Complete resection of the ureteric stamp due to stones at the VUJ is of paramount importance, especially when a foreign body is left in situ, because of the potential for infections, termed ureteric stump syndrome. It is important to exclude ureteric stump syndrome after nephrectomy or ureteric re-implantation. Surveillance of the ureteric stump is of paramount important.

摘要

引言与重要性

输尿管残端综合征[USS]是一系列发热性复发性下腹痛、尿路感染和血尿,有时还会出现脓胸这种罕见并发症。
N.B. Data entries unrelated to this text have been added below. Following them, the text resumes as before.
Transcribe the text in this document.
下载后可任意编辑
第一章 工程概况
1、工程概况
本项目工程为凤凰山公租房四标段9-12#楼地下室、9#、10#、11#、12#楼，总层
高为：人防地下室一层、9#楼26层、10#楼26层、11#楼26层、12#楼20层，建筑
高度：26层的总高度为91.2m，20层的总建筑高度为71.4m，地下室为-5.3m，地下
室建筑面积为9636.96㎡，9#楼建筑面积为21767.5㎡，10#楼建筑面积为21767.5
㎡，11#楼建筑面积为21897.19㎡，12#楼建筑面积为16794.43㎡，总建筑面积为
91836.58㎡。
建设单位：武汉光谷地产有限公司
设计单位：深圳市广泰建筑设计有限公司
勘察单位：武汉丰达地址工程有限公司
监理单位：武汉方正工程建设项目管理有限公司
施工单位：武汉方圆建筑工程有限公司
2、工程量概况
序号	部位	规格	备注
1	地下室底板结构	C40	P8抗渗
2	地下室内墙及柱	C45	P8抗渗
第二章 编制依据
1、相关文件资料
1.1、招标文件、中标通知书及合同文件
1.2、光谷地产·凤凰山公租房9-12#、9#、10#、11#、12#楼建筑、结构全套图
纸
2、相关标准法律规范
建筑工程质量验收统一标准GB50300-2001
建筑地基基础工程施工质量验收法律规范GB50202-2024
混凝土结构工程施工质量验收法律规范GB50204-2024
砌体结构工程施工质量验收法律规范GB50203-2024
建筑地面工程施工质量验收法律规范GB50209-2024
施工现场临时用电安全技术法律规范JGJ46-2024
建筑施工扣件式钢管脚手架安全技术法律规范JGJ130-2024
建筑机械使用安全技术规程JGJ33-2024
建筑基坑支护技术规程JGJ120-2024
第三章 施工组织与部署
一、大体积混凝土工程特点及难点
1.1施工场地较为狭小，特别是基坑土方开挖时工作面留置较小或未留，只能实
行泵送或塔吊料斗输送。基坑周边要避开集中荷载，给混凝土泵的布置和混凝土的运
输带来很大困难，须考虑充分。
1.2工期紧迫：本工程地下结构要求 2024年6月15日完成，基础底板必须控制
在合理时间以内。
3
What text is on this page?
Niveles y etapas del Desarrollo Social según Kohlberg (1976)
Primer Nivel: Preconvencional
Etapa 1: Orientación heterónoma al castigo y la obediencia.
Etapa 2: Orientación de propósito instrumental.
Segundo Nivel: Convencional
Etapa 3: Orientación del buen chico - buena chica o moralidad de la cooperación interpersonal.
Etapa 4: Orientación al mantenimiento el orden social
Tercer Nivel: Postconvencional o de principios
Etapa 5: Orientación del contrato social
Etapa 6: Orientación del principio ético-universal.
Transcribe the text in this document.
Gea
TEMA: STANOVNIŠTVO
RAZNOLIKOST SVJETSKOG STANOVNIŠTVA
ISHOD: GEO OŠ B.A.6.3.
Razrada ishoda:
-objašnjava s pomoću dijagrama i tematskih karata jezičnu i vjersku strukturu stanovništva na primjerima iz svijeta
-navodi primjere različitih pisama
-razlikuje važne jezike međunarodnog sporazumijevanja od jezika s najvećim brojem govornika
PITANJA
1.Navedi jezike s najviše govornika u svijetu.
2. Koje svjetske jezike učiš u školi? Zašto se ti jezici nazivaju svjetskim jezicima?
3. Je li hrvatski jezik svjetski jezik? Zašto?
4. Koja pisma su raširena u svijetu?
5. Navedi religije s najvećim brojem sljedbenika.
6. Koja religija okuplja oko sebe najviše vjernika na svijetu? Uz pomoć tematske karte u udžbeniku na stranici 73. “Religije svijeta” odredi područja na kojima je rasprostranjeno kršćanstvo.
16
由于膀胱输尿管交界处[VUJ]结石嵌顿,输尿管再植术后会留下输尿管残端;或者由于远端结石导致无功能肾切除术后也会留下输尿管残端。输尿管残端除了会形成长期阻塞性结石外,还会成为膀胱感染的源头。这通常会导致黏膜慢性刺激,并可能转变为化生、发育异常和恶性肿瘤。按照标准方案,在上尿路中,由于移行细胞癌[TCC]具有多灶性,肾切除时需连同输尿管切除至膀胱袖口水平进行整块切除,但对于无功能肾进行近端输尿管切除的情况则不然,患者会留下潜在的输尿管残端,随后可能出现复发性发热性下尿路症状。肾切除或输尿管再植术后排除输尿管残端综合征很重要。对输尿管残端进行监测至关重要。

病例介绍

一名66岁女性患者,右侧腰痛1年,呈绞痛性质,放射至下腹部和生殖器,伴有恶心和呕吐。该患者在输尿管再植术后6个月仍反复出现下腹痛,并多次被诊断为复发性尿路感染。多项血液检查显示白细胞增多,尿培养发现铜绿假单胞菌,患者接受了抗生素治疗。使用抗生素后症状缓解,但一段时间后症状再次复发。随后该患者接受了原位输尿管逆行输尿管镜检查和新输尿管膀胱造口术(新再植输尿管)的输尿管肾镜检查(URS)。术中发现原位输尿管远端结石嵌顿,伴有碎片,随后通过硬性输尿管肾镜[URS]和接触碎石术将其击碎。对再植输尿管进行检查,发现其通畅良好。

临床讨论

肾切除术后以及输尿管再植术后因远端输尿管结石进行近端输尿管切除的患者,复发性发热性尿路症状、血尿和下腹痛与输尿管残端综合征有关。我们患者的一个潜在危险因素是VUJ处的感染性结石,导致尿液因阻塞而滞留。可用于诊断输尿管残端综合征的影像学检查包括逆行输尿管造影、膀胱造影和CT静脉肾盂造影,这些检查可显示输尿管残端壁增厚及强化,如果其中含有结石,则在平扫期可见高密度灶。并发症包括腰大肌脓肿或输尿管残端与子宫形成瘘管。输尿管残端综合征的治疗选择包括手术切除输尿管残端或采用腹腔镜进行远端输尿管切除术;其他方法还可包括经尿道烧灼输尿管残端脓腔。输尿管肾镜[URS]有软性和硬性两种。

结论

由于VUJ处结石而彻底切除输尿管残端至关重要,尤其是当异物留在原位时,因为存在发生感染的可能性,即输尿管残端综合征。肾切除或输尿管再植术后排除输尿管残端综合征很重要。对输尿管残端进行监测至关重要。